By any other name



Today's Sydney Morning Herald published Nicolas Jose's address at the NSW Premier's History Awards, though to tell the truth I couldn't find it in the paper version. There was a small item on the awards themselves and no mention of Jose at all. Fair enough, he's not a politician or a prize winner. But it's an interesting address, worth reading in its entirety, and maybe it will be in the paper another day.

My reason for blogging is that Jose begins with this:
When the landmark Macquarie PEN Anthology of Australian Literature appears next year, it will include, among many other things, an extract from an early Chinese Australian memoir, My Life and Work by Taam Sze Pui, first published in a bilingual edition in Innisfail in 1925.

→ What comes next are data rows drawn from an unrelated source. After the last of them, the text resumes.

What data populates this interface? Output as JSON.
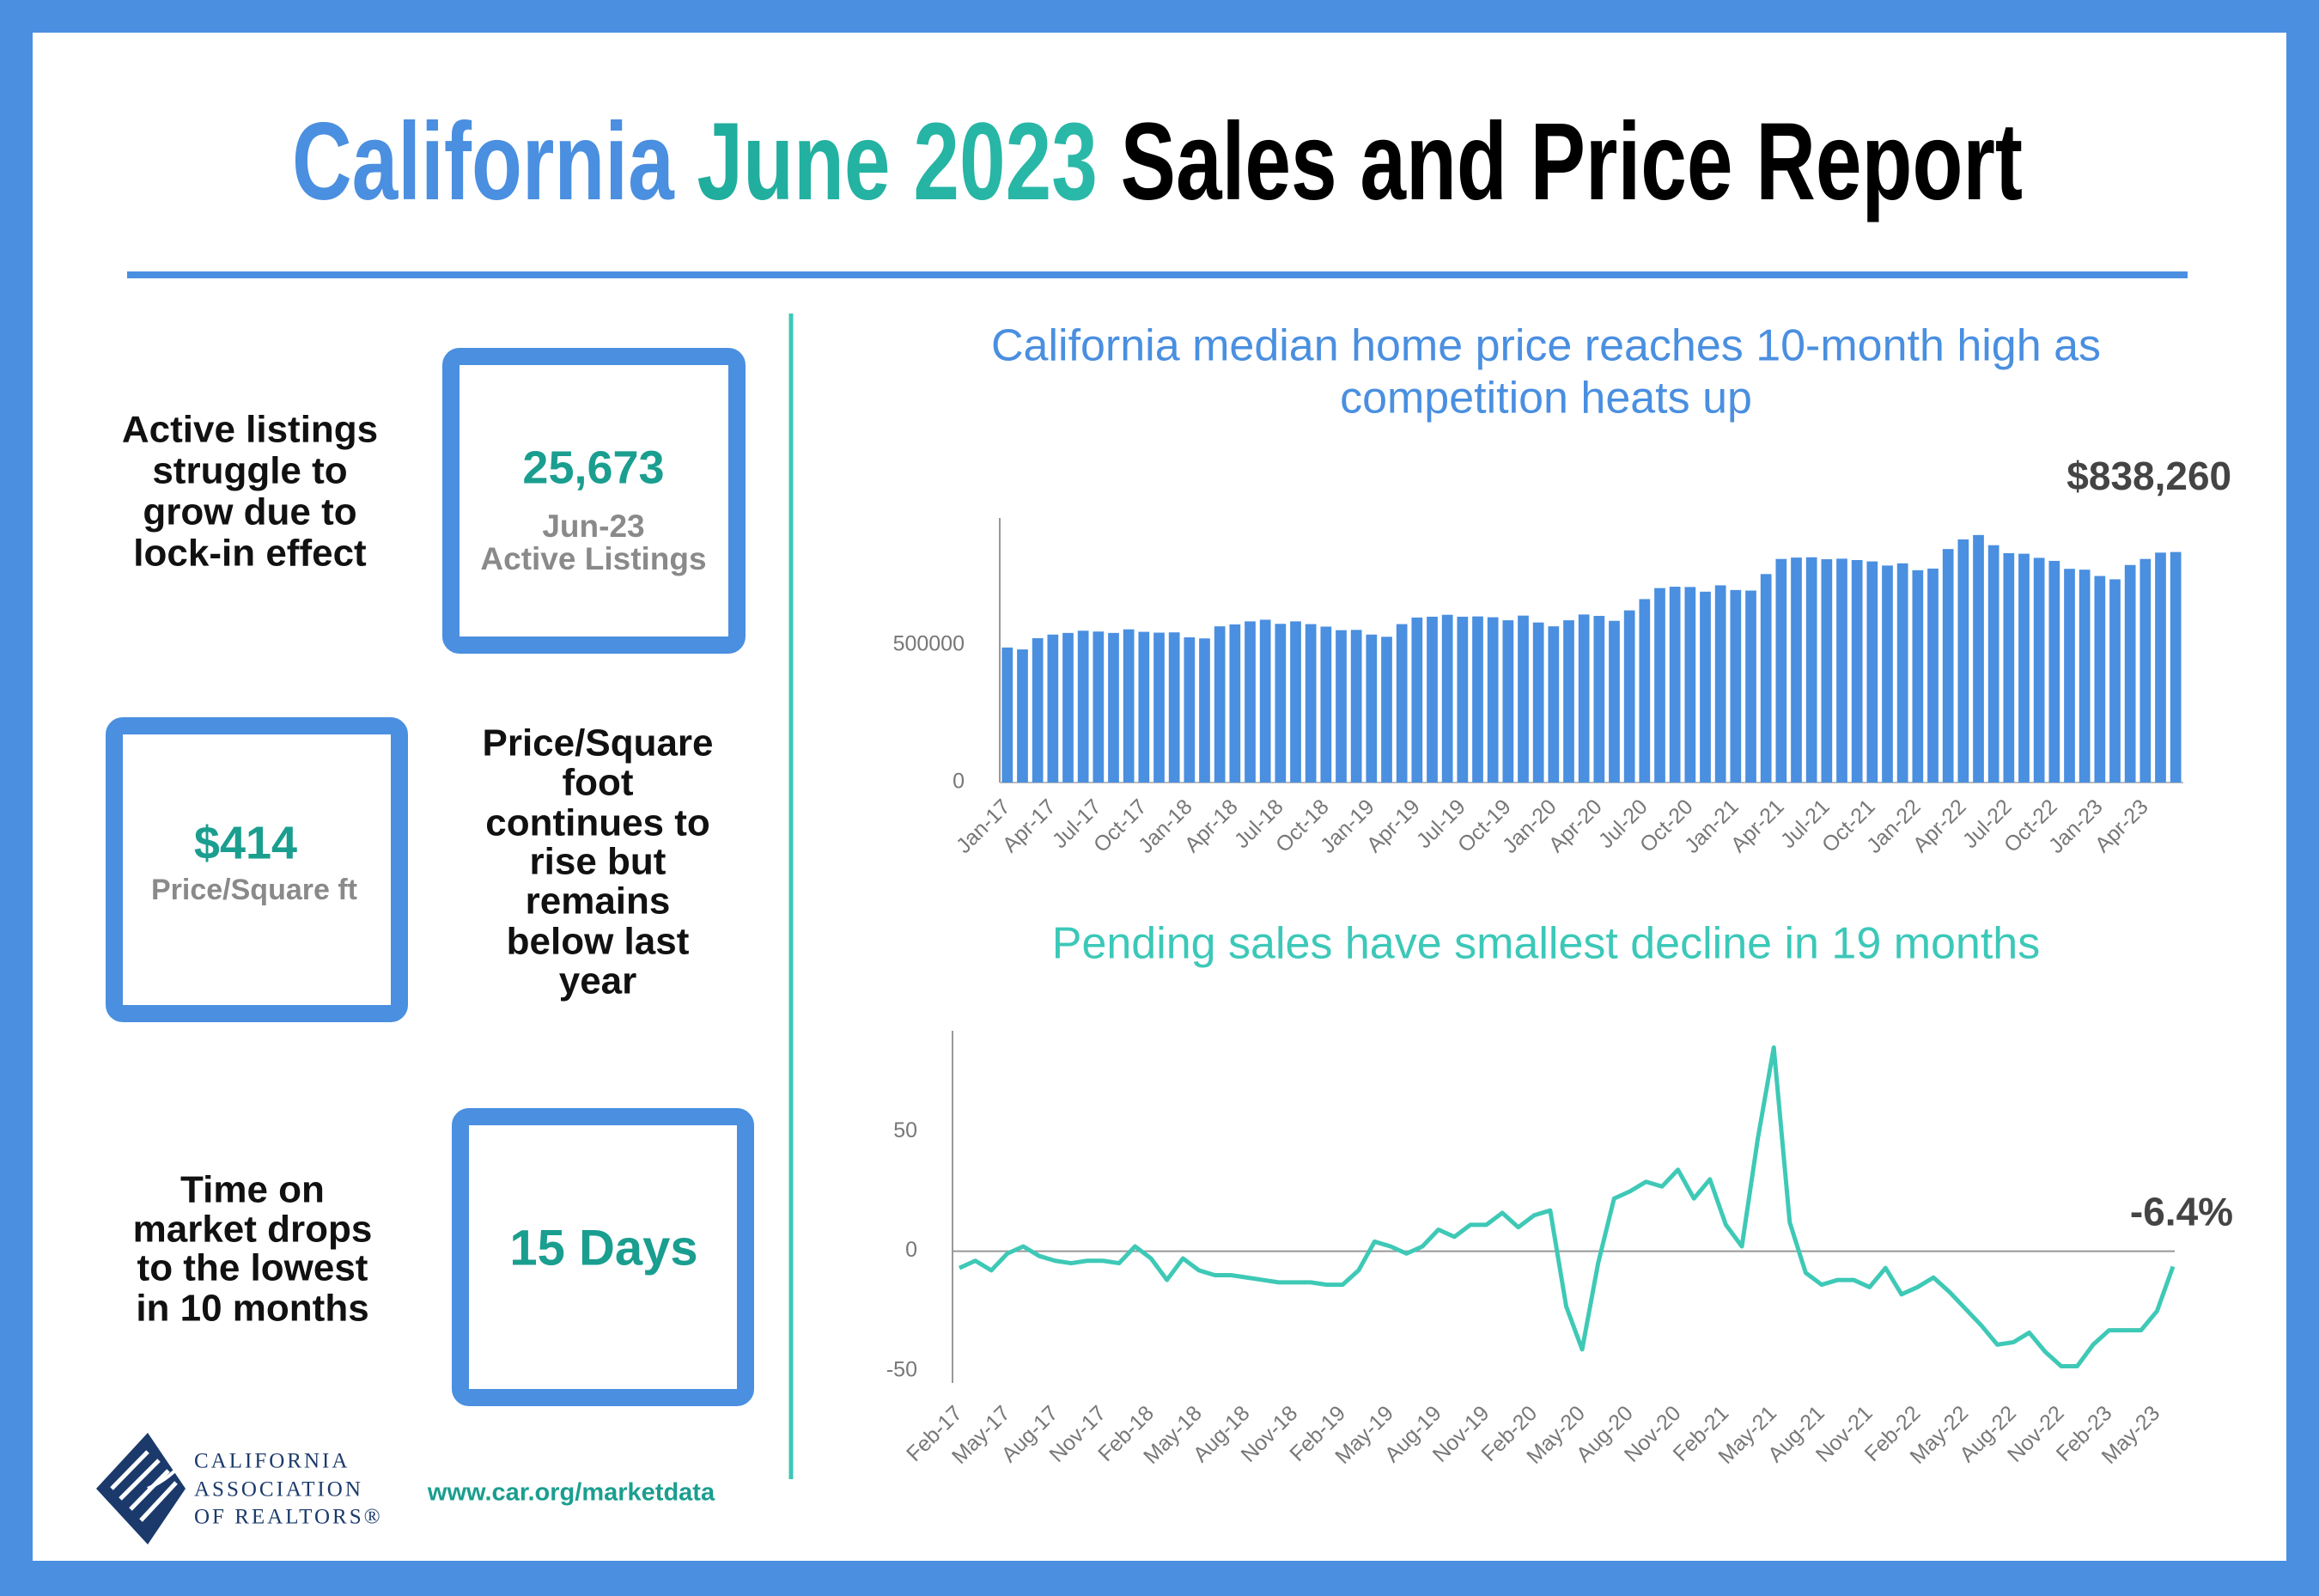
{
  "header": {
    "title": [
      "California",
      "June 2023",
      "Sales and Price Report"
    ]
  },
  "stats": [
    {
      "value": "25,673",
      "caption": [
        "Jun-23",
        "Active Listings"
      ],
      "text": [
        "Active listings",
        "struggle to",
        "grow due to",
        "lock-in effect"
      ]
    },
    {
      "value": "$414",
      "caption": [
        "Price/Square ft"
      ],
      "text": [
        "Price/Square",
        "foot",
        "continues to",
        "rise but",
        "remains",
        "below last",
        "year"
      ]
    },
    {
      "value": "15 Days",
      "text": [
        "Time on",
        "market drops",
        "to the lowest",
        "in 10 months"
      ]
    }
  ],
  "chart_data": [
    {
      "type": "bar",
      "title": [
        "California median home price reaches 10-month high as",
        "competition heats up"
      ],
      "title_color": "#4a8fe0",
      "categories": [
        "Jan-17",
        null,
        null,
        "Apr-17",
        null,
        null,
        "Jul-17",
        null,
        null,
        "Oct-17",
        null,
        null,
        "Jan-18",
        null,
        null,
        "Apr-18",
        null,
        null,
        "Jul-18",
        null,
        null,
        "Oct-18",
        null,
        null,
        "Jan-19",
        null,
        null,
        "Apr-19",
        null,
        null,
        "Jul-19",
        null,
        null,
        "Oct-19",
        null,
        null,
        "Jan-20",
        null,
        null,
        "Apr-20",
        null,
        null,
        "Jul-20",
        null,
        null,
        "Oct-20",
        null,
        null,
        "Jan-21",
        null,
        null,
        "Apr-21",
        null,
        null,
        "Jul-21",
        null,
        null,
        "Oct-21",
        null,
        null,
        "Jan-22",
        null,
        null,
        "Apr-22",
        null,
        null,
        "Jul-22",
        null,
        null,
        "Oct-22",
        null,
        null,
        "Jan-23",
        null,
        null,
        "Apr-23",
        null,
        null
      ],
      "values": [
        491000,
        484000,
        525000,
        538000,
        544000,
        552000,
        549000,
        544000,
        557000,
        548000,
        545000,
        546000,
        528000,
        524000,
        568000,
        575000,
        586000,
        592000,
        577000,
        586000,
        576000,
        567000,
        554000,
        555000,
        538000,
        530000,
        576000,
        600000,
        603000,
        610000,
        603000,
        604000,
        601000,
        590000,
        607000,
        582000,
        568000,
        590000,
        611000,
        606000,
        588000,
        626000,
        667000,
        707000,
        712000,
        711000,
        694000,
        717000,
        700000,
        698000,
        758000,
        813000,
        818000,
        819000,
        812000,
        814000,
        809000,
        804000,
        789000,
        797000,
        772000,
        778000,
        849000,
        884000,
        900000,
        863000,
        834000,
        832000,
        817000,
        806000,
        777000,
        774000,
        751000,
        739000,
        791000,
        813000,
        836000,
        838260
      ],
      "value_labels": [
        null,
        null,
        null,
        null,
        null,
        null,
        null,
        null,
        null,
        null,
        null,
        null,
        null,
        null,
        null,
        null,
        null,
        null,
        null,
        null,
        null,
        null,
        null,
        null,
        null,
        null,
        null,
        null,
        null,
        null,
        null,
        null,
        null,
        null,
        null,
        null,
        null,
        null,
        null,
        null,
        null,
        null,
        null,
        null,
        null,
        null,
        null,
        null,
        null,
        null,
        null,
        null,
        null,
        null,
        null,
        null,
        null,
        null,
        null,
        null,
        null,
        null,
        null,
        null,
        null,
        null,
        null,
        null,
        null,
        null,
        null,
        null,
        null,
        null,
        null,
        null,
        null,
        "$838,260"
      ],
      "color": "#4a8fe0",
      "ylim": [
        0,
        962000
      ],
      "yticks": [
        0,
        500000
      ],
      "grid": false
    },
    {
      "type": "line",
      "title": [
        "Pending sales have smallest decline in 19 months"
      ],
      "title_color": "#3cc8b8",
      "categories": [
        "Feb-17",
        null,
        null,
        "May-17",
        null,
        null,
        "Aug-17",
        null,
        null,
        "Nov-17",
        null,
        null,
        "Feb-18",
        null,
        null,
        "May-18",
        null,
        null,
        "Aug-18",
        null,
        null,
        "Nov-18",
        null,
        null,
        "Feb-19",
        null,
        null,
        "May-19",
        null,
        null,
        "Aug-19",
        null,
        null,
        "Nov-19",
        null,
        null,
        "Feb-20",
        null,
        null,
        "May-20",
        null,
        null,
        "Aug-20",
        null,
        null,
        "Nov-20",
        null,
        null,
        "Feb-21",
        null,
        null,
        "May-21",
        null,
        null,
        "Aug-21",
        null,
        null,
        "Nov-21",
        null,
        null,
        "Feb-22",
        null,
        null,
        "May-22",
        null,
        null,
        "Aug-22",
        null,
        null,
        "Nov-22",
        null,
        null,
        "Feb-23",
        null,
        null,
        "May-23",
        null
      ],
      "values": [
        -7,
        -4,
        -8,
        -1,
        2,
        -2,
        -4,
        -5,
        -4,
        -4,
        -5,
        2,
        -3,
        -12,
        -3,
        -8,
        -10,
        -10,
        -11,
        -12,
        -13,
        -13,
        -13,
        -14,
        -14,
        -8,
        4,
        2,
        -1,
        2,
        9,
        6,
        11,
        11,
        16,
        10,
        15,
        17,
        -23,
        -41,
        -5,
        22,
        25,
        29,
        27,
        34,
        22,
        30,
        11,
        2,
        47,
        85,
        12,
        -9,
        -14,
        -12,
        -12,
        -15,
        -7,
        -18,
        -15,
        -11,
        -17,
        -24,
        -31,
        -39,
        -38,
        -34,
        -42,
        -48,
        -48,
        -39,
        -33,
        -33,
        -33,
        -25,
        -6.4
      ],
      "value_labels": [
        null,
        null,
        null,
        null,
        null,
        null,
        null,
        null,
        null,
        null,
        null,
        null,
        null,
        null,
        null,
        null,
        null,
        null,
        null,
        null,
        null,
        null,
        null,
        null,
        null,
        null,
        null,
        null,
        null,
        null,
        null,
        null,
        null,
        null,
        null,
        null,
        null,
        null,
        null,
        null,
        null,
        null,
        null,
        null,
        null,
        null,
        null,
        null,
        null,
        null,
        null,
        null,
        null,
        null,
        null,
        null,
        null,
        null,
        null,
        null,
        null,
        null,
        null,
        null,
        null,
        null,
        null,
        null,
        null,
        null,
        null,
        null,
        null,
        null,
        null,
        null,
        "-6.4%"
      ],
      "color": "#3ec9b6",
      "ylim": [
        -55,
        92
      ],
      "yticks": [
        -50,
        0,
        50
      ],
      "grid": false
    }
  ],
  "footer": {
    "logo": [
      "CALIFORNIA",
      "ASSOCIATION",
      "OF REALTORS®"
    ],
    "url": "www.car.org/marketdata"
  }
}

Taam tells how he journeyed from southern China to North Queensland in the 1870s to search for gold. When he failed as a prospector, he opened a store to meet the daily needs of those in the far-flung district. Later a wife came from China to join him and their family grew with a business that was still flourishing in family hands a century later.

He goes on to describe the influence of Taam Sze Pui's book on later artists, such as William Yang and Tony Ayres.
The work has been revalued retrospectively, given new meaning and life in a way that subtly reconfigures our understanding of Australian literary history. It forms a connective tissue between past and present that also points forward.

Innisfail exerts its powerful influence on the world of letters once again. Taam Sze Pui's name was not forgotten when I was a child in Innisfail, and his shop was still a significant landmark. As I remember it, he was known as Tom See Poy (which is how he's named in the Australian Dictionary of Biography Online Version), and the shop was See Poy's, kind of the Grace Brothers of our town. The Macquarie PEN anthology is definitely on my list of books to be acquired.